Author: Orna Donath
Women who opt not to be mothers are frequently warned that they will regret their decision later in life, yet we rarely talk about the possibility that the opposite might also be true—that a woman who becomes a mother might regret it. Sociologist Orna Donath dispels the silence around this profoundly taboo subject in a powerful work that draws from her years of research interviewing women who wish they had never become mothers.
Donath treats regret as a feminist issue: as regret marks the road not taken, we need to consider whether alternative paths for women may currently be blocked off. Donath asks that we pay attention to what is forbidden by our contemporary rules governing motherhood, time, and emotion, including the cultural assumption that motherhood is a “natural” role for women—for the sake of all women, not just those who regret becoming mothers.
Donath finds that the women in her study became mothers for a wide variety of reasons: some did so to avoid divorce, exclusion from their family, or alienation from their friends; others did not think about it at all, but accepted it as the “next step” of what society considers to be a normal and natural life course. Others experienced regret despite initially having an strong desire to become mothers. Though they may love their children, these women each describe the agonizing guilt and suffering they have experienced as a result of becoming mothers, and consider the different ways they have each come to recognize and deal with these conflicts.
If we are disturbed by the idea that a woman might regret becoming a mother, Donath says, our response should not be to silence and shame these women; rather, we need to ask honest and difficult questions about how society pushes women into motherhood and why those who reconsider it are still seen as a danger to the status quo. Groundbreaking, thoughtful, and provocative, this is an especially needed book in our current political climate, as women’s reproductive rights continue to be at the forefront of nationwide debates.
About the Author
ORNA DONATH is a sociologist and anthropologist whose work focuses on reproduction, motherhood, and non-motherhood; she currently lectures at several universities in Israel. Her previous book, Making a Choice: Being Childfree in Israel, was published in 2011. Donath has also served as chair of the Hasharon Rape Crisis Center in Raanana, where she continues to volunteer.
"Forthrightly feminist ... Donath’s study fills a gap in discussions of women’s lives and choices. While it will undoubtedly be a hard pill for many to swallow, it is also a necessary one."

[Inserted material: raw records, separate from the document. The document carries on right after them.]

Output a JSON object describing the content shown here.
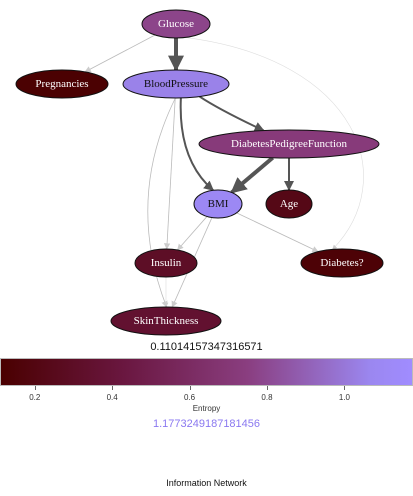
{
  "colors": {
    "edge_strong": "#555555",
    "edge_weak": "#bbbbbb",
    "gradient_low": "#4a0000",
    "gradient_high": "#a08cff"
  },
  "nodes": [
    {
      "id": "glucose",
      "label": "Glucose",
      "entropy": 0.78,
      "label_color": "light"
    },
    {
      "id": "pregnancies",
      "label": "Pregnancies",
      "entropy": 0.12,
      "label_color": "light"
    },
    {
      "id": "bloodpressure",
      "label": "BloodPressure",
      "entropy": 1.05,
      "label_color": "dark"
    },
    {
      "id": "dpf",
      "label": "DiabetesPedigreeFunction",
      "entropy": 0.72,
      "label_color": "light"
    },
    {
      "id": "bmi",
      "label": "BMI",
      "entropy": 1.1,
      "label_color": "dark"
    },
    {
      "id": "age",
      "label": "Age",
      "entropy": 0.22,
      "label_color": "light"
    },
    {
      "id": "insulin",
      "label": "Insulin",
      "entropy": 0.3,
      "label_color": "light"
    },
    {
      "id": "diabetes",
      "label": "Diabetes?",
      "entropy": 0.14,
      "label_color": "light"
    },
    {
      "id": "skinthickness",
      "label": "SkinThickness",
      "entropy": 0.35,
      "label_color": "light"
    }
  ],
  "edges": [
    {
      "from": "glucose",
      "to": "bloodpressure",
      "strength": "strong"
    },
    {
      "from": "glucose",
      "to": "pregnancies",
      "strength": "weak"
    },
    {
      "from": "glucose",
      "to": "diabetes",
      "strength": "faint"
    },
    {
      "from": "bloodpressure",
      "to": "dpf",
      "strength": "medium"
    },
    {
      "from": "bloodpressure",
      "to": "bmi",
      "strength": "medium"
    },
    {
      "from": "bloodpressure",
      "to": "insulin",
      "strength": "weak"
    },
    {
      "from": "bloodpressure",
      "to": "skinthickness",
      "strength": "weak"
    },
    {
      "from": "dpf",
      "to": "bmi",
      "strength": "strong"
    },
    {
      "from": "dpf",
      "to": "age",
      "strength": "medium"
    },
    {
      "from": "bmi",
      "to": "insulin",
      "strength": "weak"
    },
    {
      "from": "bmi",
      "to": "skinthickness",
      "strength": "weak"
    },
    {
      "from": "bmi",
      "to": "diabetes",
      "strength": "weak"
    },
    {
      "from": "insulin",
      "to": "skinthickness",
      "strength": "faint"
    }
  ],
  "colorbar": {
    "min_value": "0.11014157347316571",
    "max_value": "1.1773249187181456",
    "range": [
      0.11014157347316571,
      1.1773249187181456
    ],
    "ticks": [
      "0.2",
      "0.4",
      "0.6",
      "0.8",
      "1.0"
    ],
    "tick_values": [
      0.2,
      0.4,
      0.6,
      0.8,
      1.0
    ],
    "axis_label": "Entropy"
  },
  "footer": "Information Network"
}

"Donath carves out a much-needed space for these women to share, in their own words, stories about how they got to where they are, and how they manage now. Mixed in with these interviews is analysis by Donath, who expertly examines and questions the structures of a capitalistic, patriarchal society that not only contributes to women finding themselves in this position, but also prevents them from speaking about it. Many have never heard sentiments like the ones shared by Donath's interviewees—and that needs to change."